Es beginnt schon beim Fang mit Schleimhautabschürfungen und Verletzungen. Die Fische werden dann in eine Zwischenhälterungsanlage verbracht die diese hochresistenten Keime beherbergt. Die multiple Antibiotikaresistenz lässt darauf schließen, dass in der Zwischenhälterung Antibiotika eingesetzt werden. Ungenügender Wasserwechsel und dichter Besatz führen zu weiterer Stressung der Tiere, was zur Folge haben kann dass das Immunsystem seinen Dienst versagt. Leider kennen wir die genauen Zustände vor Ort nicht, so das wir nur mutmaßen können, anhand von Berichten. Die dann importierten Fische verenden bald so das oft gemeint wird hier liegen Giftfänge vor, da auch äußerlich keine Anzeichen zu erkennen sind. Auch wir glaubten bisher das es sich um Giftfänge handelt wenn Fische nach einer Woche das zeitliche segnen und das ohne ein Krankheitsanzeichen und bei andauernder Futteraufnahme. Seitdem wir uns aber näher mit der Thematik Vibrionen beschäftigen glauben wir das nicht mehr. Die Infektion dieser Fische muss aber nicht immer vom Händler mit kommen sondern kann sich auch im eigenen Aquarium manifestieren. Ein frisch eingesetzter Fisch hat oft nicht die Immunität wie der Altbesatz. Er ist empfindlicher, das Immunsystem ist noch geschwächt. So kann es sein das er erkrankt ohne das der Altbesatz davon betroffen ist. Es ist natürlich auch gegenteilig möglich, dass der Fisch als Dauerausscheider diese Keime einschleppt und so den Altbestand ansteckt.
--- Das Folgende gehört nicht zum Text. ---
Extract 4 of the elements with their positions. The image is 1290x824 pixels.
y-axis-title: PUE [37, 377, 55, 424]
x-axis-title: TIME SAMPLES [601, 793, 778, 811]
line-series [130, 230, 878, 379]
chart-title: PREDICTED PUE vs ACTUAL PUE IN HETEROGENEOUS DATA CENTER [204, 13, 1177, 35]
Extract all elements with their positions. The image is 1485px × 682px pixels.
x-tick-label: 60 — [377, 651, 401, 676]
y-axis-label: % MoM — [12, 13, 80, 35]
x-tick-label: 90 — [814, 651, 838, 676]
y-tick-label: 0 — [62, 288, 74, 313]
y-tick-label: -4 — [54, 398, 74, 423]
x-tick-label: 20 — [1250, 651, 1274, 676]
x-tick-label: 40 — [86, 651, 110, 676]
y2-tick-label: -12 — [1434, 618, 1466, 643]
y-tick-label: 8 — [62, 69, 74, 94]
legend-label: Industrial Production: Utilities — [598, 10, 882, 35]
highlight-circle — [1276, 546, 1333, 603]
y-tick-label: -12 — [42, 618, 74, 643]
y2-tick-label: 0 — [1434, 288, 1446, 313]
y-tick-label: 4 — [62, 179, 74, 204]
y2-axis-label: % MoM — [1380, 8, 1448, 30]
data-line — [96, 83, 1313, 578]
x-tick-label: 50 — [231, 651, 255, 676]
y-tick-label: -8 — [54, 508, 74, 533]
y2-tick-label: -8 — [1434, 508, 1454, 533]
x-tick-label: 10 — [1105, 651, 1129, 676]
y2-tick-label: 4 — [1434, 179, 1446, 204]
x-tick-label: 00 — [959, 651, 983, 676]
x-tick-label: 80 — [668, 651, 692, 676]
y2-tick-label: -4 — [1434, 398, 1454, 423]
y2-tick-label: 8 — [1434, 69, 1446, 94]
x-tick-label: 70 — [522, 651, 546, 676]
Seit der Diagnose aus dem Labor hat Tropical Live Import wieder gut lachen. Kein Wunder wenn man weiß wonach man suchen muss. Die Qualität der Fische ist seit geraumer Zeit deutlich über Norm. Harald hat ihm hier natürlich mit einem Gesundfutter auch ein wenig geholfen. Weitere Maßnahmen über den Import taten ihr übriges.

Dies ist nur ein Teil speziell fischpathogener Vibrionacea die speziellen Krankheiten zugeordnet werden. Aber auch eine Großzahl nicht direkt fischpathogener Vibrionacea können Fische infizieren. In der kommerziellen Fischzucht ist die Vibriose eine weit verbreitete und gefürchtete Krankheit. Aus diesem Grunde gibt es im Ausland Impfstoffe gegen diese Erreger. Es wäre zu wünschen das in Zukunft der Antibiotikaeinsatz zurückgeschraubt wird und das auch bei unseren Zierfischen ein Impfstoff zur Prophylaxe gegen die Vibrionen zum Einsatz kommt. Dies ist aber in erster Linie dort einzusetzen wo die Fische gefangen werden, direkt nach dem Fang. Die Schwierigkeit ist die, dass ein Impfstoff hergestellt werden muss und Impfstoffe verschrieben werden müssen. Das bedeutet das Tierärzte vor Ort betreuen müssen. Da sehen wir aber ein Problem, da dies Kosten verursacht die wahrscheinlich keiner bereit ist zu tragen. Sind die Fische erst mal bei uns ist der Einsatz diese Impfung fraglich da die Infektion schon stattgefunden hat. Die Impfung darf man sich nicht als Injektionsimpfung vorstellen, sondern es findet meist eine Tauch oder Spühbehandlung statt.


Allerdings gibt es auch noch andere Infektionswege die man nicht außer Acht lassen sollte. Im deutschsprachigen Meerwasserforum (www.meerwasserforum.com) wurde in den letzten Jahren gehäuft von Verlusten des Teil- oder ganzen Besatzes nach Frostfutterfütterung berichtet.

Dies veranlasste uns der Sache nach zu gehen. Dabei kam erschreckendes zu Tage. Demnächst berichten wir in Teil 2 darüber.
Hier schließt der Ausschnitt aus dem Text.